Reputation: 99
I'm a newbie at CUDA programming, but I need use it in a complex project. I really need some help.
My question is if I want to execute a child kernel 256 times concurrently what can I do with Dynamic Parallelism?
I read an NVIDIA blog , and it says:
By default, grids launched within a thread block are executed sequentially: the next grid starts executing only after the previous one has finished. This happens even if grids are launched by different threads within the block.
So, my idea is setting block size(1,1) and grid size(256,1) for the parent kernel and I can launch the child kernel concurrently with 256 threads in different blocks. Will it be very inefficient? What's a better solution?
Upvotes: 1
Views: 308
Reputation: 11926
That quote continues with
Often, however, more concurrency is desired; as with host-side kernel launches, we can use CUDA streams to achieve this. All streams created on the device are non-blocking; that is, they do not support implicit synchronization with the default NULL stream. Therefore, what follows is the only way to create a stream in device code.
cudaStream_t s;
cudaStreamCreateWithFlags(&s, cudaStreamNonBlocking);
Then using a different (device-side)stream per CUDA thread should make them run independently instead of the default one.

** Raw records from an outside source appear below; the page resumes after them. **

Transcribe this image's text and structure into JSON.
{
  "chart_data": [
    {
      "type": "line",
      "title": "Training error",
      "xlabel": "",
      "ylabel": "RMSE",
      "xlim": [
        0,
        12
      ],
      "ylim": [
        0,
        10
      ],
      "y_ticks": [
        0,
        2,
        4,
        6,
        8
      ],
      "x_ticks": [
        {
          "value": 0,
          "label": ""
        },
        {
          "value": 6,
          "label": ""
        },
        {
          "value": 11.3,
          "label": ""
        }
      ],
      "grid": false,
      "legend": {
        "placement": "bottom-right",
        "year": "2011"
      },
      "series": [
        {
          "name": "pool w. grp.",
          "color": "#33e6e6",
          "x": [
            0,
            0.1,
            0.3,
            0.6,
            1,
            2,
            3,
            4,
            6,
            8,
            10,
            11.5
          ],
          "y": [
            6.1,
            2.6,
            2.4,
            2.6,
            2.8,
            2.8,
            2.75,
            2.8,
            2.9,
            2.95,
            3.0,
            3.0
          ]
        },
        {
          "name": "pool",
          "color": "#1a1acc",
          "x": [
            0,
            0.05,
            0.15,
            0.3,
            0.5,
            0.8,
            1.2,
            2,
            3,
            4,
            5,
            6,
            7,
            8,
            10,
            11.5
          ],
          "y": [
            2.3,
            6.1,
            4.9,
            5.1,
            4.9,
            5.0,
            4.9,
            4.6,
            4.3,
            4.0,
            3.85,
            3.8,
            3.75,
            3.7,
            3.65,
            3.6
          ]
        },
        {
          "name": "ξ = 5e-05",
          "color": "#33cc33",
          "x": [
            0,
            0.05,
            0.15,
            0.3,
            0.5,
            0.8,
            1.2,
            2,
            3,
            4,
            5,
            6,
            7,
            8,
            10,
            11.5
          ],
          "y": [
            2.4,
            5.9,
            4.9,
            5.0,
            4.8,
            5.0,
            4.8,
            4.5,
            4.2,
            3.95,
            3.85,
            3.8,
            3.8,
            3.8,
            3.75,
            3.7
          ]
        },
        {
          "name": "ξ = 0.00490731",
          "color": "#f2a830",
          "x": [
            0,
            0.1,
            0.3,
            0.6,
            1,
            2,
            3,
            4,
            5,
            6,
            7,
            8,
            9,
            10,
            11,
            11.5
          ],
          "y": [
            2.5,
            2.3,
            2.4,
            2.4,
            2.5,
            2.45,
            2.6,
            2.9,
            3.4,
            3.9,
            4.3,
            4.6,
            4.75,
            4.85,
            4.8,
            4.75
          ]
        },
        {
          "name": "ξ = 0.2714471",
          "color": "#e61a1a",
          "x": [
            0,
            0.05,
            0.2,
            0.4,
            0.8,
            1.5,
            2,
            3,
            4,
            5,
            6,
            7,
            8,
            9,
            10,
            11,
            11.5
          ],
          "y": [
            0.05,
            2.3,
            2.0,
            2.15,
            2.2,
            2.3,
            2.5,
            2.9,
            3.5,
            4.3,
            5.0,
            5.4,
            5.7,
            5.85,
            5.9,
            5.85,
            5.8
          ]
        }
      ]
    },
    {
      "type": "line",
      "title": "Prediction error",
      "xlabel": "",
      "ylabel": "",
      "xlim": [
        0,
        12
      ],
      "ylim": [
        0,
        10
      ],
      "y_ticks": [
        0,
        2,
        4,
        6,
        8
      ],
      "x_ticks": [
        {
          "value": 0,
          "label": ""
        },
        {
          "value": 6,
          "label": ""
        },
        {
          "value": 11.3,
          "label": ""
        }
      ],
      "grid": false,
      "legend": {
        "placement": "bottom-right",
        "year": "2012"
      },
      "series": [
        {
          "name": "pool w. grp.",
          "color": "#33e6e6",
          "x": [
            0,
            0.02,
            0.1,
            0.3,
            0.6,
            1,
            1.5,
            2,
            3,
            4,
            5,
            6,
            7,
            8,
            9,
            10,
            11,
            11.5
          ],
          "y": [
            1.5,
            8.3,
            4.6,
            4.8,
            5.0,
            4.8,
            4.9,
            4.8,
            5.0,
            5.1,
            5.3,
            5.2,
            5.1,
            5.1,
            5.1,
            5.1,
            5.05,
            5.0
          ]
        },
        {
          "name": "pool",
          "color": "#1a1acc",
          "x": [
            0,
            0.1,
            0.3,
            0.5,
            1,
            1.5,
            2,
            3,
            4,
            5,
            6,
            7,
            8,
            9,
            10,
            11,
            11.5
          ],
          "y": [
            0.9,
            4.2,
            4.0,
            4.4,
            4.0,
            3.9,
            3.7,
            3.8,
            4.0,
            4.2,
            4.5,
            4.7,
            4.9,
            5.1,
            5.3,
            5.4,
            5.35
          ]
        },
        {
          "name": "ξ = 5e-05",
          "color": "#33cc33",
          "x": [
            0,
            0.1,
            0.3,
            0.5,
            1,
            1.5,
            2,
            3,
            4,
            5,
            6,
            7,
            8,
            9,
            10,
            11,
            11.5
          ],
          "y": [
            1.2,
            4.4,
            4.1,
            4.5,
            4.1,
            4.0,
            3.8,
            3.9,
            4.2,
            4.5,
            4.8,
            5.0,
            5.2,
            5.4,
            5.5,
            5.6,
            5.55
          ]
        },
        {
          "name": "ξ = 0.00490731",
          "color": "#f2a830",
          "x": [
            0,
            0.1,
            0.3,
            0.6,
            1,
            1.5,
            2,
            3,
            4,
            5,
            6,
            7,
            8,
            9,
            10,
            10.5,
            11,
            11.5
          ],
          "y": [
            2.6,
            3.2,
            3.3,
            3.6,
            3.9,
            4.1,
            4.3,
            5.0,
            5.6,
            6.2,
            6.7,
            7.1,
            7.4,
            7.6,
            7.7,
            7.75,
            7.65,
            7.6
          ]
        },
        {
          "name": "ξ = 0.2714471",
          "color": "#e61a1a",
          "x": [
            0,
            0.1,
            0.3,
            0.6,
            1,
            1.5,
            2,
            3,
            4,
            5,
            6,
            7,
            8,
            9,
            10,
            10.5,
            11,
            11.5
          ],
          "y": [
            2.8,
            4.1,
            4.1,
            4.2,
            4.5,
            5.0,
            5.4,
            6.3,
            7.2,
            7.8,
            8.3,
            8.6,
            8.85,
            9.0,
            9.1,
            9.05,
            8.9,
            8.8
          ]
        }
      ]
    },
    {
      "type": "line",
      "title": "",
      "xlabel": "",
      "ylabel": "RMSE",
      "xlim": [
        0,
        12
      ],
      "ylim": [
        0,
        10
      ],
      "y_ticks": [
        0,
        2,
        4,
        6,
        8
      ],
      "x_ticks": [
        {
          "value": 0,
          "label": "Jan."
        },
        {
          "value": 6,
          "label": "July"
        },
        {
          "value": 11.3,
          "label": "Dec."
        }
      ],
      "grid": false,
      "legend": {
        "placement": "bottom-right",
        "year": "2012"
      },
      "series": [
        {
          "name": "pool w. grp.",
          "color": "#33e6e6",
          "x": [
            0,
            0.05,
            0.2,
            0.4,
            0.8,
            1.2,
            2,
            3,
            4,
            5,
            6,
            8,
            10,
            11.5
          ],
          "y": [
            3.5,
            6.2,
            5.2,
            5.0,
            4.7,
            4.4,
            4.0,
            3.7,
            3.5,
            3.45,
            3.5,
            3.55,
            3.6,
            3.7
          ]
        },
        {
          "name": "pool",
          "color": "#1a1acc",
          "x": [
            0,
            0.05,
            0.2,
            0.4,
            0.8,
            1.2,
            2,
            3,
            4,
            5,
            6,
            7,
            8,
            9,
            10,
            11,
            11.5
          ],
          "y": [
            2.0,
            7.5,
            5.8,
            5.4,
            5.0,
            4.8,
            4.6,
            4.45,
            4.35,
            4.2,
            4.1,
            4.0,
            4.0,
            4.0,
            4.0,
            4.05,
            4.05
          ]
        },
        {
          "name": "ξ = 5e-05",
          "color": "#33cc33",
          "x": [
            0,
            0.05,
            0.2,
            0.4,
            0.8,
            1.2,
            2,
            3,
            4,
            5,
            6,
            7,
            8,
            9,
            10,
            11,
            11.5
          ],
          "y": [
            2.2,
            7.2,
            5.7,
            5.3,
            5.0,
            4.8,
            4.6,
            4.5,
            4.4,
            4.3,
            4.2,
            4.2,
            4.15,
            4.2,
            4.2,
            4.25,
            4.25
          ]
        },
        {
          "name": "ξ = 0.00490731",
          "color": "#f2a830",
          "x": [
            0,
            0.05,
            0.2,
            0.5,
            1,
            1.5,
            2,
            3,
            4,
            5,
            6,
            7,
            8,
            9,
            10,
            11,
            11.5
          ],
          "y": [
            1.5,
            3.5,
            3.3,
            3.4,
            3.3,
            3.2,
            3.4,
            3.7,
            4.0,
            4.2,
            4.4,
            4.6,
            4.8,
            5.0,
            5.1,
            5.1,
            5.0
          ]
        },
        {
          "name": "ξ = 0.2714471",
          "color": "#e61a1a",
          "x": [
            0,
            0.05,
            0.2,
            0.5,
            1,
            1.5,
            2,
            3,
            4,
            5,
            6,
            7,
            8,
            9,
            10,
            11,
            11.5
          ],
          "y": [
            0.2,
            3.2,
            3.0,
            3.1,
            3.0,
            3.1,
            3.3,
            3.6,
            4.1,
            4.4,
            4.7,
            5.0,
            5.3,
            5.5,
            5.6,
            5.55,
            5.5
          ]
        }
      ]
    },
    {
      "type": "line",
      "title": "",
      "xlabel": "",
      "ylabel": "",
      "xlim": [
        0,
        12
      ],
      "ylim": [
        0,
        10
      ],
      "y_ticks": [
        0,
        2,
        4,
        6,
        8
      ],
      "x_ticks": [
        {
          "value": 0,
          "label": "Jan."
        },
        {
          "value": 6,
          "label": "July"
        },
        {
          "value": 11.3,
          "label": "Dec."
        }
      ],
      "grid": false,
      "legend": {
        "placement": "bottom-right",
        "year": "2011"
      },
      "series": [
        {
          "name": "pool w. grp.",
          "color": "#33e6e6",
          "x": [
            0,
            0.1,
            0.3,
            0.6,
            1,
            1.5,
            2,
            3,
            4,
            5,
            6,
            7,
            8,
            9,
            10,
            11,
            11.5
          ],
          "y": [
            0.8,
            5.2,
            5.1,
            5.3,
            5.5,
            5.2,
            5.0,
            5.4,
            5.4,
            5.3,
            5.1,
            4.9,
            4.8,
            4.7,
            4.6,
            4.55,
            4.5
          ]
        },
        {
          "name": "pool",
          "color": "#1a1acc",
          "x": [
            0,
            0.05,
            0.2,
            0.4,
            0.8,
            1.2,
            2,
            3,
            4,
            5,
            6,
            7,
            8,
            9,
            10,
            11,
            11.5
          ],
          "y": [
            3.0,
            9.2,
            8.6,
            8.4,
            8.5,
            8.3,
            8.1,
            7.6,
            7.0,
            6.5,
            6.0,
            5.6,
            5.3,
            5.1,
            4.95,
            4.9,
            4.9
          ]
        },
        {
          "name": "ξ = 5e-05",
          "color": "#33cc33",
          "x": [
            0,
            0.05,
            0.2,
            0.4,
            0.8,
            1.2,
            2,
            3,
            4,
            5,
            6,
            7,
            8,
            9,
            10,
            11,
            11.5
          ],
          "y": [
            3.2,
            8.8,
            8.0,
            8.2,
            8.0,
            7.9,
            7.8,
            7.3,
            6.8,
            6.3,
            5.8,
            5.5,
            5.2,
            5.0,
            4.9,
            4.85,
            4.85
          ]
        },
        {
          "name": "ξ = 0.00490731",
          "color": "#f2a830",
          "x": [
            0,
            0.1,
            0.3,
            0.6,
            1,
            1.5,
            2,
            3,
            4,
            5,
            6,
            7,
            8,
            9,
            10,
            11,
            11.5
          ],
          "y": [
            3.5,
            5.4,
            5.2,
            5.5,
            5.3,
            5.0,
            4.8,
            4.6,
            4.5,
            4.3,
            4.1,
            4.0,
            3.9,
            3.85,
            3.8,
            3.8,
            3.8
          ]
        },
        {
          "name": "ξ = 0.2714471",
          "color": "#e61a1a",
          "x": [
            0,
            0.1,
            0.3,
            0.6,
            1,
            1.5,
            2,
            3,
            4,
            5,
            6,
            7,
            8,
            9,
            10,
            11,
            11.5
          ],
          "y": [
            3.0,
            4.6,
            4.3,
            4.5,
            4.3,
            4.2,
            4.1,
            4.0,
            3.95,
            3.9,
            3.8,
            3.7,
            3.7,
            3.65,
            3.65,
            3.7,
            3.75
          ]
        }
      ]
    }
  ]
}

Additionally, you can coalesce multiple launches into one big launch using some reduction algorithm between parent threads in a parent block. Incrementing total number of threads of child kernel and their mapping from thread id to problem space. This should overcome the performance issue of small kernels combined with the maximum number of concurrent kernel executions per device(4 to 128 depending on Cuda Compute Capability) supported by hardware.
Upvotes: 2